The city is amending its building code to require detectors for the dangerous gas in all new apartment complexes, hotels, motels, boarding houses and dormitories.
The city also wants to mandate detectors when remodeling is done on existing residences, including single-family homes, built after Jan. 1, 2005.
The proposed changes come a few months after McQuen Forbush, a Marine who was visiting his mom and girlfriend while on a break, died after fewer than three hours in a residence at the Sagecrest Apartments.
Forbush's girlfriend, Breanna Halowell, also suffered carbon monoxide poisoning but survived. She told responding officers that she and Forbush became nauseous and crawled on the floor trying to help each other, according to a police report covering the Nov. 10 incident.
"Breanne said she fell asleep because she couldn't stay awake," the report states. When she awoke about 10 hours later, she was unable to rouse Forbush and called for help.
Bruce Freckleton, development services manager for the city of Meridian, said Forbush's death heightened awareness about the dangers of CO.
"But it's a situation that's certainly bigger than Sagecrest," Freckleton said. "It's not just a Meridian or Idaho issue."
International building and residential codes - which set minimum standards for cities - require that carbon monoxide detectors be installed in new single-family homes and duplexes. That will change next year, when international codes require detectors in all places - dormitories included - where people reside.
Freckleton said Meridian officials aren't waiting.
"It's something we feel like we need to address, for the life and safety of our residents," he said.
Forbush died in an apartment where numerous conditions led to the gas water heater not venting properly, thereby allowing gases to fill the apartment, according to a state inspector.
PUTTING FURNACESIN THE GARAGE
Meridian's proposed ordinance also would require that in new construction, gas water heaters be outside the living space.
In cases where water heaters, furnaces or gas-fired fireplaces are installed within living spaces, they would have to have "direct venting," a piping system that ensures a safe flow of air into the heater as well as out.

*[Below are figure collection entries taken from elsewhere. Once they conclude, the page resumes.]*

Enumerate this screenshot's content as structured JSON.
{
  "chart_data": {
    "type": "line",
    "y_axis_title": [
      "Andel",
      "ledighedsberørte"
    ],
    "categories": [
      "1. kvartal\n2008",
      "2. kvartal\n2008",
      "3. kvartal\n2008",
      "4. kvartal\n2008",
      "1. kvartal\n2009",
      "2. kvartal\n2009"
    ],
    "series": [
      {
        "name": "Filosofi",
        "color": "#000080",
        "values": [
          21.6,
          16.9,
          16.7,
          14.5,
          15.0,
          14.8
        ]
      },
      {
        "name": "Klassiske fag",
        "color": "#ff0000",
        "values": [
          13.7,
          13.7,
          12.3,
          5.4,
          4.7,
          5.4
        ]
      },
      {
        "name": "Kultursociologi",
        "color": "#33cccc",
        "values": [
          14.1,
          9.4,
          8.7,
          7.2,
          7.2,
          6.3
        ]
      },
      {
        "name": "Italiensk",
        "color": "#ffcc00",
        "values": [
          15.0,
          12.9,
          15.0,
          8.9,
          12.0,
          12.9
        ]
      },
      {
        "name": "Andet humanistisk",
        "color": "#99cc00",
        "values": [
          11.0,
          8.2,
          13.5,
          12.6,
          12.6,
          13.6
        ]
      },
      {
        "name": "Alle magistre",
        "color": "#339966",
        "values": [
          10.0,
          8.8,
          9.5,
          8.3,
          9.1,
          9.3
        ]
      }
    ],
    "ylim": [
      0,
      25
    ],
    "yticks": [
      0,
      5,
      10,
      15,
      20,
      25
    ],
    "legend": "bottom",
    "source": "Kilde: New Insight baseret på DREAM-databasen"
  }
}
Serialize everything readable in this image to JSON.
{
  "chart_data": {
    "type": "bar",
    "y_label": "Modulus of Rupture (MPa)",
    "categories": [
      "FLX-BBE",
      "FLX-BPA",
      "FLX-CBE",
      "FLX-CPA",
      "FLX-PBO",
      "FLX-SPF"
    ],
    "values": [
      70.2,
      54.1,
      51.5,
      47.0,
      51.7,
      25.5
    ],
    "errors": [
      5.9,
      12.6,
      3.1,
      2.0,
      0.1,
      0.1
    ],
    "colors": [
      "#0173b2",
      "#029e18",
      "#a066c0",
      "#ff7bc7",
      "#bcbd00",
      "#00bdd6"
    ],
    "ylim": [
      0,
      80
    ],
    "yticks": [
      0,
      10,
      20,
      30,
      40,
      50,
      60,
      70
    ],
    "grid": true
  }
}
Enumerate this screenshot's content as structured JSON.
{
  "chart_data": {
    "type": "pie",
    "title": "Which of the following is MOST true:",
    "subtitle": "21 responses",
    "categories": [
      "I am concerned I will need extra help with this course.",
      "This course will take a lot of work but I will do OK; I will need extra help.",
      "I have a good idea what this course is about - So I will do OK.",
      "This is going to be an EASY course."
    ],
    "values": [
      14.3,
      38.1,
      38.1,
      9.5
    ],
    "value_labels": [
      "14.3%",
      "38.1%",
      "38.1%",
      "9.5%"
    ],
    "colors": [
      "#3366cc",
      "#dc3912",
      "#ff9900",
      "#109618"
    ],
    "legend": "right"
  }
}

Homes built since 2005 would have to meet the same rules if they undergo remodeling that requires a permit.
The year 2005 is important because that's when Idaho code required new air-tight, energy-efficient home construction. Because modern homes permit less air flow, they are more likely to create conditions in which exhaust gases can be sucked back into the living space.
The new Meridian rules would not apply to dryers, stoves or ovens, which are less likely to create hazardous CO conditions,
Freckleton said the Meridian code would be the first of its kind in Idaho and is being watched by other cities. State legislators and other regulators also are looking at new carbon monoxide rules for gas-fired appliances in new construction.
CARBON MONOXIDE MEETINGS
After Forbush's death, Sagecrest residents contacted officials about their prior concerns with elevated levels of carbon monoxide, according to the Meridian police report.
Meridian fire officials were asked by the apartment managers to do informational meetings about carbon monoxide detectors. They did 20-minute presentations over three nights last year, said Perry Palmer, deputy fire chief.
"We had a really good turnout - about 80 percent" of residents, Palmer said.
The 48 four-plexes at Sagecrest have different owners. Palmer said some opted to replace existing water heaters.
A representative of Verity Property Management - the new managers for Sagecrest - said Wednesday afternoon that company officials authorized to speak had left for the day.
Deputy Meridian Police Chief Tracy Basterrechea said Wednesday that police are not pursuing criminal charges in the Forbush case. But a civil suit is pending, according to Eric Clark, an attorney for Forbush's family.
In January, Clark filed petitions asking the 4th District Court to order the release of police and coroner records. He obtained those records.
He filed another petition last week seeking records from the Meridian Fire Department. Clark said Wednesday that he has not received those.
It's not clear whether all the fire department's records from the Forbush incident were included in the police report.